Cuando las inundaciones de azufre fundido se diseminaban desde los volcanes y respiraderos, el versátil elemento cambiaba pasando por un estrecho espectro de rojos, anaranjados y amarillos y, como si fuera un camaleón, se convertía en sus alótropos multicolores. Antes del amanecer de la Era Espacial, nadie imaginaba siquiera que un mundo así existiera. Fascinante como era observarlo desde su confortable posición ideal, Poole encontraba difícil creer que los hombres se hubieran arriesgado a descender ahí, donde incluso los robots temían posar su planta…
No obstante, su interés principal era Europa que, cuando estaba más próxima, parecía tener exactamente el mismo tamaño, casi, que la solitaria Luna de la Tierra, pero que pasaba velozmente por sus fases en sólo cuatro días. Aunque Poole había estado por completo inconsciente del simbolismo cuando eligió su paisaje privado, ahora parecía completamente adecuado que Europa pendiera en el cielo por encima de otro gran enigma, la Esfinge.
Incluso sin aumento, cuando solicitaba mirar a simple vista, Poole podía ver cuánto había cambiado Europa en los mil años transcurridos desde que la Discovery partió hacia Júpiter: la telaraña de bandas y líneas estrechas que otrora envolvían por completo al más pequeño de los satélites galileanos había desaparecido, salvo alrededor de los polos. Allí, la corteza global, con un espesor de kilómetros, había permanecido sin fundirse por el calor del nuevo sol de Europa. En todos los demás sitios, océanos vírgenes bullían y hervían en la tenue atmósfera, en lo que habría sido una agradable temperatura ambiente en la Tierra.

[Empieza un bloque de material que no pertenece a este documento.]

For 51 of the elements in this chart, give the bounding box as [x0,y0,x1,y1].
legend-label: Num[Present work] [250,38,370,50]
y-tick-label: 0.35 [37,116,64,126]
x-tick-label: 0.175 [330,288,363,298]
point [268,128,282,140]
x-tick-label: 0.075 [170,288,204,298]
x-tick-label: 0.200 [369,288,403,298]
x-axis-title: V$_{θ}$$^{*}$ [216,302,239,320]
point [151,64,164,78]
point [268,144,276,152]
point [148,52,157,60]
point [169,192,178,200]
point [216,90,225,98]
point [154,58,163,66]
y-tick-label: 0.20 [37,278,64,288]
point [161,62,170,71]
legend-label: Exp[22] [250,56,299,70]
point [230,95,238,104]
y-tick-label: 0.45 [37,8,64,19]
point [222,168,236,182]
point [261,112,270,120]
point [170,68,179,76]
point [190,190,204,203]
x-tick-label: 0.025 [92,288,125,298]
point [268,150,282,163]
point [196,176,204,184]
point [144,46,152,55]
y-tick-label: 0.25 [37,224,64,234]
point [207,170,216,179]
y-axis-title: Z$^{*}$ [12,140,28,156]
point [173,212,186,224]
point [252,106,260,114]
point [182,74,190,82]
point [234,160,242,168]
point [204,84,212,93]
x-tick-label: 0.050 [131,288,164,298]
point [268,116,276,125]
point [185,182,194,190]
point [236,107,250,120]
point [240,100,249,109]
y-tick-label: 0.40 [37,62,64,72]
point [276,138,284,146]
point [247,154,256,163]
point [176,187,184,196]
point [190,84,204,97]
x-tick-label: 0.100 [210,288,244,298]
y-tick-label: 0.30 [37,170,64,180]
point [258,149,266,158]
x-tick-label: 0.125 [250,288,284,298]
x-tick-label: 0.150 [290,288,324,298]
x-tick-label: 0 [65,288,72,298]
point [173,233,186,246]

También era una temperatura agradable para los seres que habían salido a la superficie después de la fusión del escudo de hielo no fundido que, al mismo tiempo, los había atrapado y protegido. Satélites espía en órbita, que mostraban detalles de un tamaño de centímetros, habían observado una de las especies europanas que empezaba a evolucionar hacia la etapa anfibia y, aunque todavía pasaban mucho de su tiempo debajo del agua, los «europos» hasta habían empezado la construcción de edificios simples.
Que eso pudiera ocurrir en nada más que mil años ya era sorprendente, pero nadie dudaba de que la explicación se encontraba en el último, y más grandioso, de los Monolitos: el «Gran Muralla», de muchos kilómetros de largo, que se erguía en la costa del mar de Galilea.
Y nadie dudó de que, en su propia manera misteriosa, estaba observando el experimento que había empezado en este mundo… y que había llevado a cabo en la Tierra cuatro millones de años antes.